Он пытается взять ее за руку, касается ее лохмотьев, с досадой отдергивает мокрую руку и вытирает ее о сутану.
— Я же говорю вам, у меня нет времени. Я тороплюсь, я замерзла. Наверно, мне лучше спросить у какого-нибудь жандарма. Жандармы наверняка знают, где находится тюрьма. До свиданья.
— Погодите! Бог… в наше время больше не принуждают к богу… У меня есть кое-что для вас.
Он исчезает в церкви, откуда вырывается порыв ледяного ветра. Ана Пауча не в силах больше сдерживать дрожь. Остатки снега растаяли на ее одежде. Она промокла до нитки. Ей так нужно было бы погреться у огня. Или под солнцем ее родного края.
Ей хочется сбежать. Она недовольна тем, что ей навязывают доброго боженьку, когда она знать его не желает. Прекрасно чувствует себя без него. И не нуждается ни в чьей компании. Да еще такой компании! Бог, как говорят, слишком велик, а она слишком ничтожна, слишком мала.
Однако она не двигается с места. Кто знает, а вдруг священник узнает для нее адрес тюрьмы. Все-таки будет польза!

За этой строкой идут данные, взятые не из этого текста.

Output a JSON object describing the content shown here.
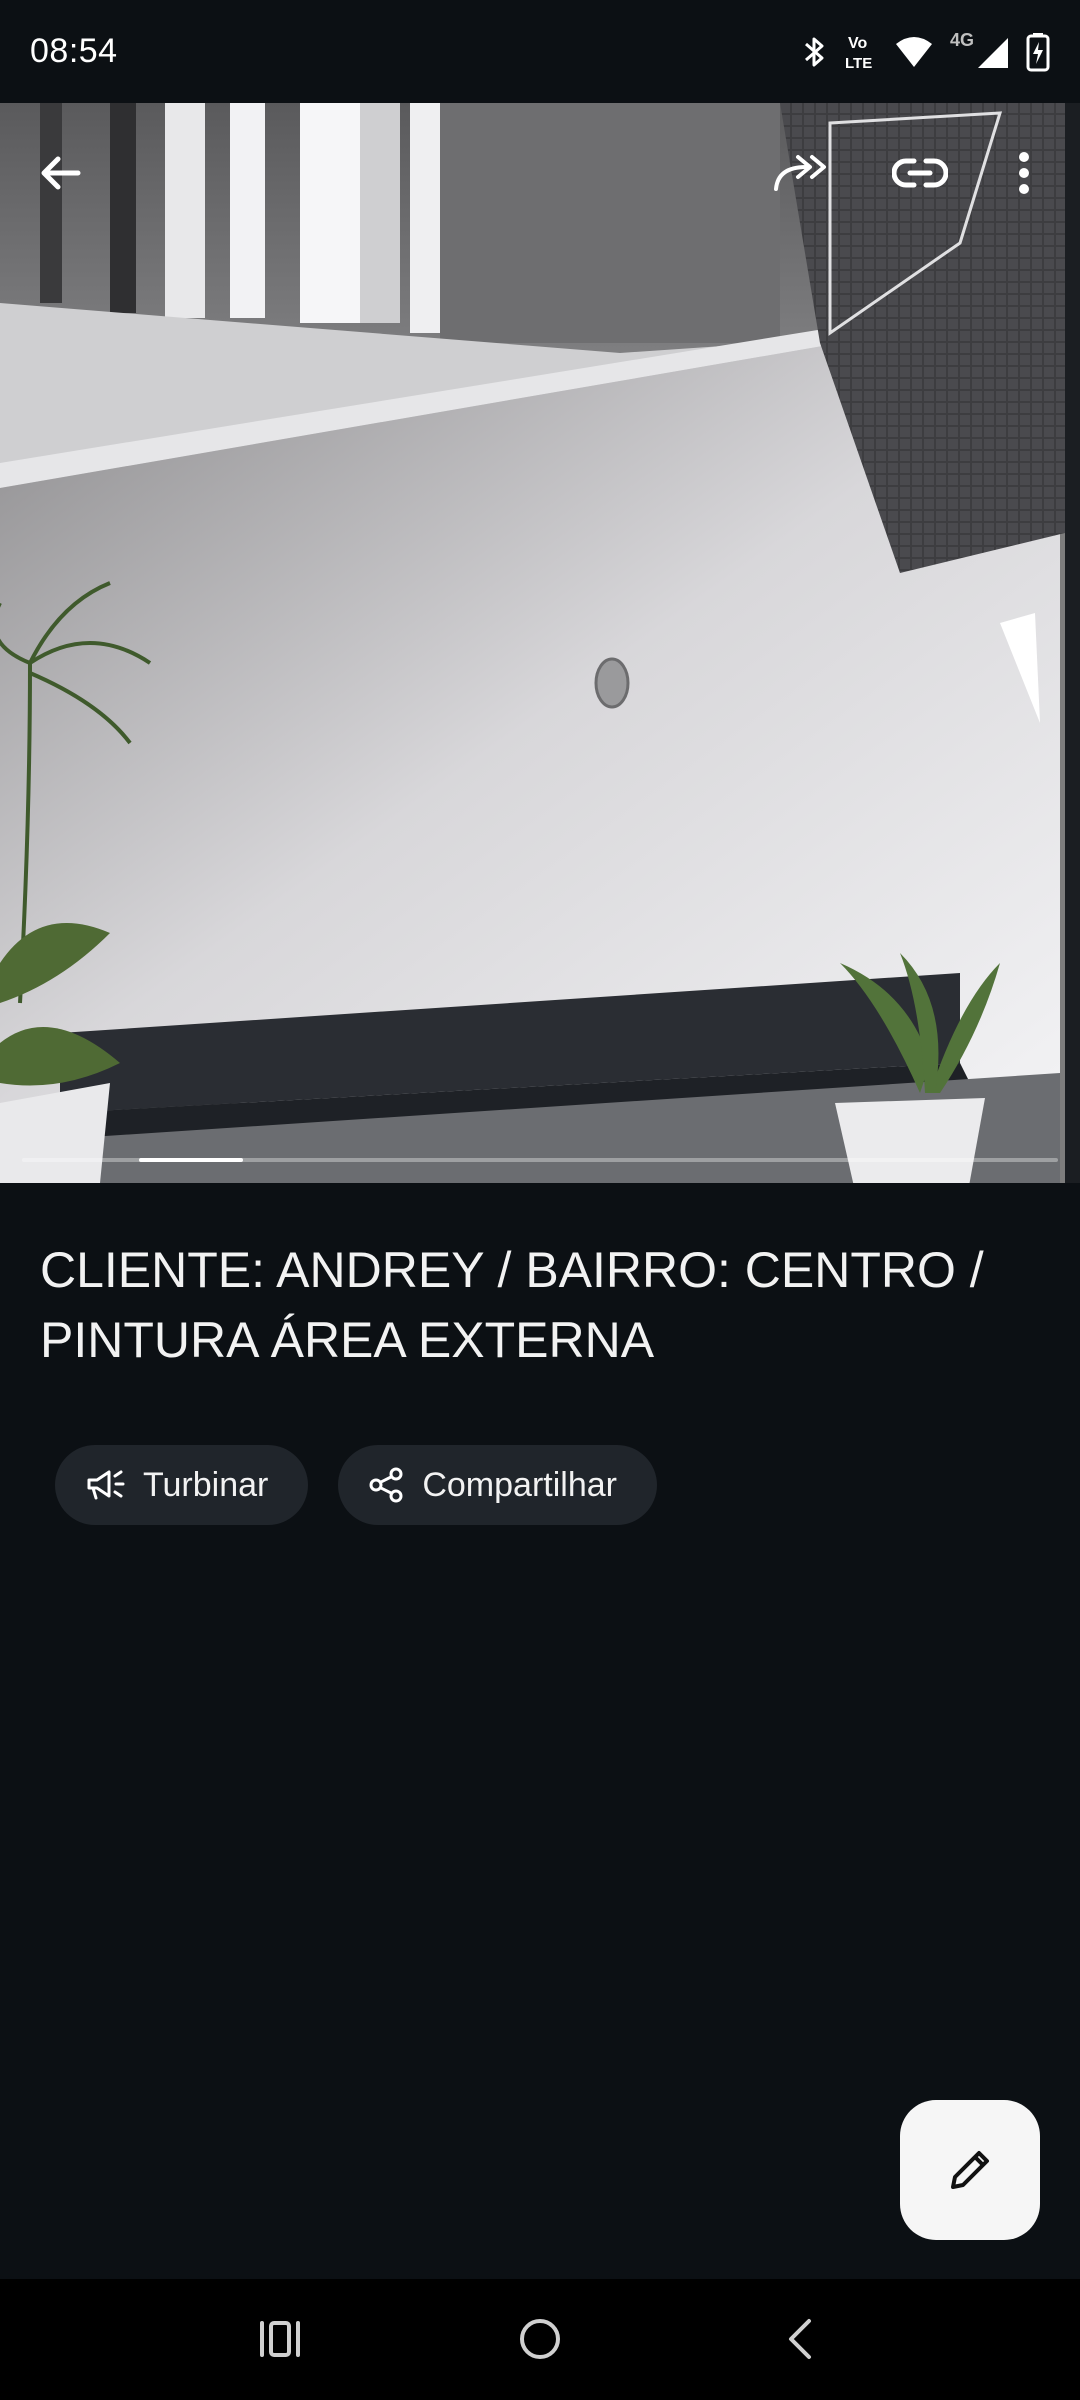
{
  "status_bar": {
    "time": "08:54",
    "network_label": "4G",
    "volte_label_top": "Vo",
    "volte_label_bottom": "LTE"
  },
  "media": {
    "carousel_progress_fraction": 0.1,
    "carousel_progress_start_fraction": 0.113
  },
  "post": {
    "title": "CLIENTE: ANDREY / BAIRRO: CENTRO / PINTURA ÁREA EXTERNA"
  },
  "actions": {
    "boost_label": "Turbinar",
    "share_label": "Compartilhar"
  },
  "icons": {
    "back": "arrow-left-icon",
    "forward": "share-forward-icon",
    "link": "link-icon",
    "more": "more-vertical-icon",
    "boost": "megaphone-icon",
    "share": "share-nodes-icon",
    "edit": "pencil-icon",
    "recents": "recents-icon",
    "home": "home-icon",
    "nav_back": "chevron-left-icon"
  },
  "colors": {
    "background": "#0c1014",
    "chip_background": "#20252b",
    "fab_background": "#f6f6f6"
  }
}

Священник возвращается, держа на руке пальто в шотландскую клетку.
— Возьмите, это вам. Одна дама-благотворительница на прошлой неделе передала его среди прочих вещей для бедных. Наденьте его. Вы совсем промокли, а тюрьма довольно далеко, в четырех километрах от города, к северу. Вам предстоит еще немалый путь.
Ана Пауча натягивает на себя пальто, слишком большое для нее. Теплое пальто для Севера. Она берет свои пожитки и уходит. Не сказав спасибо, опять не сказав спасибо.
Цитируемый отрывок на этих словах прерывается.